Колыбельная для деревни - страница 3
Когда увидела силуэт сидящего у воды человека и яркий в сумраке вечера огонёк сигареты, ноги стали ватными. Это мог быть кто угодно, но она знала, что это – Лёня. Ни вперёд, ни назад не могла, сделать ни шага. А он, почувствовав присутствие за спиной, обернулся, и тоже безошибочно узнал в женском силуэте её, Елену. На таких же ватных, как и у неё, ногах подошёл, прижал к груди и снова, как днём, два сердца слились в одном ритме, наполняя двоих таким счастьем, что, если бы не прохлада от реки, они могли бы опалиться в его жа; ре. Всю ночь, забыв обо всём и всех на свете, они тонули, возносились, пари; ли. Во всём мире были только он, она и соловьи, с ума сошедшие то ли от своей любви, то ли от любви этих двоих. И ещё – река. Стараясь не обжечь резкой прохладой воды, она бережно принимала их потные тела.
Говорили они о чём-то, кроме любви, о которой, прожив почти полжизни, даже не подозревали? И, наверное, если бы не встретились вчера, случайно, так и не узнали. Может, говорили, а, может, понимали без слов, как будут жить дальше.
Когда чёрный бархат неба стал приобретать синеватый оттенок, а звёзды – на глазах гаснуть одна, за другой, когда наступила предутренняя тишина, потому что умолкли утомлённые соловьи, Лена опомнилась – родители наверняка не спали всю ночь, ждали её. Что же она вытворяет? Надо бежать домой, скоро коров сгонять будут, подоить бы, успеть. Надо, надо… ей, а губам ничего этого не нужно. Они жили своей счастливой жизнью и не хотели отрываться от других счастливых губ. Едва оторвавшись, приникали снова.

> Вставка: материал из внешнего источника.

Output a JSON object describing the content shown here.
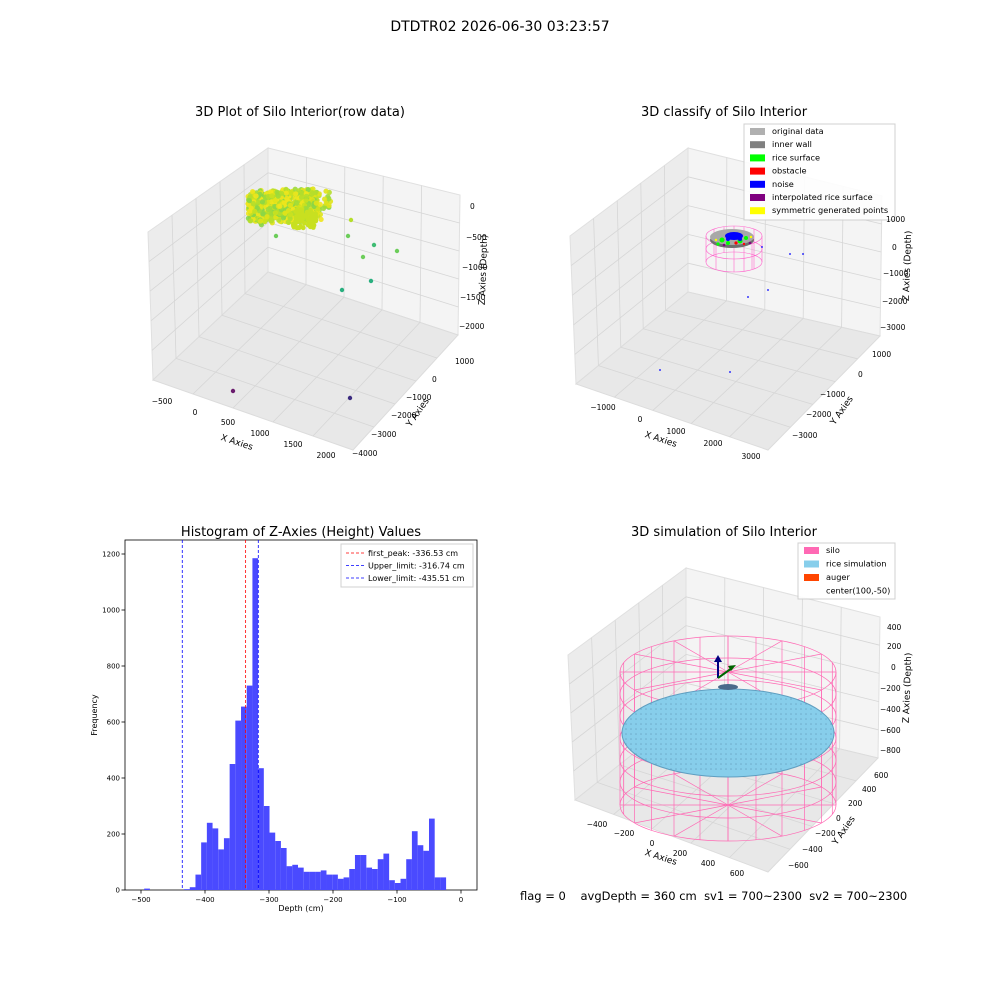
{
  "figure": {
    "suptitle": "DTDTR02 2026-06-30 03:23:57",
    "footer": {
      "flag": "flag = 0",
      "avg_depth": "avgDepth = 360 cm",
      "sv1": "sv1 = 700~2300",
      "sv2": "sv2 = 700~2300"
    }
  },
  "chart_data": [
    {
      "type": "scatter",
      "projection": "3d",
      "title": "3D Plot of Silo Interior(row data)",
      "xlabel": "X Axies",
      "ylabel": "Y Axies",
      "zlabel": "Z Axies (Depth)",
      "x_ticks": [
        "−500",
        "0",
        "500",
        "1000",
        "1500",
        "2000"
      ],
      "y_ticks": [
        "1000",
        "0",
        "−1000",
        "−2000",
        "−3000",
        "−4000"
      ],
      "z_ticks": [
        "0",
        "−500",
        "−1000",
        "−1500",
        "−2000"
      ],
      "xlim": [
        -600,
        2100
      ],
      "ylim": [
        -4000,
        1500
      ],
      "zlim": [
        -2300,
        100
      ],
      "colormap": "viridis",
      "points_note": "dense cluster near surface z≈-300, sparse outliers down to z≈-2300"
    },
    {
      "type": "scatter",
      "projection": "3d",
      "title": "3D classify of Silo Interior",
      "xlabel": "X Axies",
      "ylabel": "Y Axies",
      "zlabel": "Z Axies (Depth)",
      "x_ticks": [
        "−1000",
        "0",
        "1000",
        "2000",
        "3000"
      ],
      "y_ticks": [
        "1000",
        "0",
        "−1000",
        "−2000",
        "−3000"
      ],
      "z_ticks": [
        "1000",
        "0",
        "−1000",
        "−2000",
        "−3000"
      ],
      "legend_position": "top-right",
      "legend": [
        {
          "label": "original data",
          "color": "#b0b0b0"
        },
        {
          "label": "inner wall",
          "color": "#808080"
        },
        {
          "label": "rice surface",
          "color": "#00ff00"
        },
        {
          "label": "obstacle",
          "color": "#ff0000"
        },
        {
          "label": "noise",
          "color": "#0000ff"
        },
        {
          "label": "interpolated rice surface",
          "color": "#800080"
        },
        {
          "label": "symmetric generated points",
          "color": "#ffff00"
        }
      ]
    },
    {
      "type": "bar",
      "title": "Histogram of Z-Axies (Height) Values",
      "xlabel": "Depth (cm)",
      "ylabel": "Frequency",
      "xlim": [
        -525,
        25
      ],
      "ylim": [
        0,
        1250
      ],
      "x_ticks": [
        -500,
        -400,
        -300,
        -200,
        -100,
        0
      ],
      "y_ticks": [
        0,
        200,
        400,
        600,
        800,
        1000,
        1200
      ],
      "bar_color": "#4a4aff",
      "bin_width": 8.9,
      "bin_start": -495,
      "values": [
        5,
        0,
        0,
        0,
        0,
        0,
        0,
        3,
        10,
        55,
        170,
        240,
        220,
        145,
        185,
        450,
        605,
        655,
        730,
        1185,
        435,
        300,
        205,
        175,
        150,
        85,
        90,
        80,
        65,
        65,
        65,
        70,
        55,
        55,
        40,
        45,
        75,
        125,
        125,
        80,
        75,
        110,
        130,
        35,
        25,
        40,
        110,
        210,
        160,
        140,
        255,
        45,
        45
      ],
      "legend_position": "top-right",
      "lines": [
        {
          "label": "first_peak: -336.53 cm",
          "x": -336.53,
          "color": "#ff0000"
        },
        {
          "label": "Upper_limit: -316.74 cm",
          "x": -316.74,
          "color": "#0000ff"
        },
        {
          "label": "Lower_limit: -435.51 cm",
          "x": -435.51,
          "color": "#0000ff"
        }
      ]
    },
    {
      "type": "scatter",
      "projection": "3d",
      "title": "3D simulation of Silo Interior",
      "xlabel": "X Axies",
      "ylabel": "Y Axies",
      "zlabel": "Z Axies (Depth)",
      "x_ticks": [
        "−400",
        "−200",
        "0",
        "200",
        "400",
        "600"
      ],
      "y_ticks": [
        "600",
        "400",
        "200",
        "0",
        "−200",
        "−400",
        "−600"
      ],
      "z_ticks": [
        "400",
        "200",
        "0",
        "−200",
        "−400",
        "−600",
        "−800"
      ],
      "legend_position": "top-right",
      "legend": [
        {
          "label": "silo",
          "color": "#ff69b4"
        },
        {
          "label": "rice simulation",
          "color": "#87ceeb"
        },
        {
          "label": "auger",
          "color": "#ff4500"
        },
        {
          "label": "center(100,-50)",
          "color": ""
        }
      ]
    }
  ]
}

Прошмыгнуть в дом незаметно у Елены не получилось – отец чистил во дворе стойло у коровы. Молча, с укоризной посмотрел на неё. Мать, с припухшими от слёз глазами, грела на плите воду для утренней дойки. Разомкнула было скорбно сжатые губы, но, посмотрев на дочь, осеклась. Лена светилась так, словно солнце всходило не за окном, а в ней самой. Такой счастливой, мать её не видела. Ну, если только в детстве.
Ни сватовства, ни свадьбы не было. Просто Лёня днём пришёл к ним с букетом полевых цветов для матери, коробкой конфет для Анюты и бутылкой вина для отца. Мать растерялась, никто, никогда не дарил ей цветов. В растерянности, собрала на стол и, молча, просидела всю трапезу, мало понимая, о чём говорил Лёнька, что отвечал ему отец. Только, среди разговора, невпопад сказала, как отрезала:
– Анюту мы вам не отдадим. С нами будет жить.
Лёня посмотрел на будущую тёщу с недоумением, а Лена покраснела:
– Мама, что ты так волнуешься? Анюта уже большая девочка, сама решит, где ей жить. Пока пусть с вами поживёт, там, в доме, нужно ещё обустроить всё, сколько лет нежилым простоял. Потом видно будет. Мы же не за тридевять земель уезжаем, всего-то – через улицу.
Отец, раскрасневшийся от вина, согласно закивал:
– Ну, да, ну, да. Что ты, мать, так разволновалась – не за тридевять земель дочка уезжает. А внучка, что ж, она с нами жить будет пока – делов в дому много. Ты, Ленька, не сомневайся, я помогу, только скажи. Руки-то ещё не забыли плотницкое дело, да и печку вдвоём осилим сложить. Только, вот, что я тебе скажу, класть надо не простую, а под газ. Разговоры идут, что будут нам газ проводить.
И они вышли во двор перекурить в разговорах мужские заботы, оставив женщин в доме. Очень сложно у них мысли устроены, мужчинам бывает в тягость, разбираться. Вот, как сейчас – плачут, когда надо радоваться.